What you want in that case is a clean trading environment: stable platform, honest communication about outages or issues, reasonable spreads in normal times and no wild widening in every minor news release. A clear negative balance policy is also helpful, since high leverage and small accounts can blow up fast.

Active intraday trader or scalper

If you scalp, trade during news, or run strategies that submit many orders per day, broker type matters more. Spreads, latency and the way the broker handles slippage can be the difference between a strategy that is viable and one that slowly bleeds.

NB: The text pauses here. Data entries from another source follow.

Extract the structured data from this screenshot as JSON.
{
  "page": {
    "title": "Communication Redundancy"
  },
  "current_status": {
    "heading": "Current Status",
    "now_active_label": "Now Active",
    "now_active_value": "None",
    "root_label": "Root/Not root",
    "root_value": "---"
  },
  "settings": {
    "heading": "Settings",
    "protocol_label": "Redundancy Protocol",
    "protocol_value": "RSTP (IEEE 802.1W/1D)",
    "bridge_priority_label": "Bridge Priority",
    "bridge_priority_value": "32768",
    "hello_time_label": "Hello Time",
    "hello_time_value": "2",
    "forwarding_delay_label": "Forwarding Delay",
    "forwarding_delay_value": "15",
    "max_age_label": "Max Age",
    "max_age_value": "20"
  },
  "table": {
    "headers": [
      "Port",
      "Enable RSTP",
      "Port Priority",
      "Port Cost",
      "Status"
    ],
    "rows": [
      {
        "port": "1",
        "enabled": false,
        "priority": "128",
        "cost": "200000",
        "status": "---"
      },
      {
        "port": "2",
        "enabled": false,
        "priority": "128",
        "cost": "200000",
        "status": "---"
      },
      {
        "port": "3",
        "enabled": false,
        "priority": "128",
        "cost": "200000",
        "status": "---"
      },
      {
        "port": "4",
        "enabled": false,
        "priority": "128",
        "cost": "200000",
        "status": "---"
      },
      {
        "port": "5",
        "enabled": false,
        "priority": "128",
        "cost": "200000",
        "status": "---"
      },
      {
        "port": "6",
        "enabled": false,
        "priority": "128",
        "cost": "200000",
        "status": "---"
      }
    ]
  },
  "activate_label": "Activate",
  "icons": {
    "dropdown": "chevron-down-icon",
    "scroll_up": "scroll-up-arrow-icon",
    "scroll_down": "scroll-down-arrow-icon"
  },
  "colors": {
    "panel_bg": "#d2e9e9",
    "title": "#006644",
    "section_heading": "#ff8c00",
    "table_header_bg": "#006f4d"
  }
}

Here, STP and ECN setups start to look more attractive. You want raw or near-raw pricing with a transparent commission model, access to a solid set of liquidity providers, and a platform or API that handles rapid order submission without freezing. Market makers can still work if they genuinely offer tight spreads and respect profitable clients, but many small dealing desks are not built for heavy scalping flow and may respond with higher spreads or trade restrictions.

Larger accounts and semi-professional traders

If you trade larger capital or treat trading as a serious secondary income, broker risk becomes business risk. At that point many traders start favouring better regulated STP or ECN firms, sometimes even splitting capital across two or three brokers with different models.

You may accept slightly higher explicit costs in exchange for stronger custody, more conservative risk controls and clearer legal recourse. Access to APIs, FIX connectivity, custom margin arrangements and deeper liquidity pools becomes more relevant than pretty mobile apps.

For some traders the final step is moving from pure retail forex brokers into multi-asset brokers, futures FCMs or even bank prime-of-prime relationships. At that stage, classification as “forex broker type” matters less than the quality and diversity of venues you can access.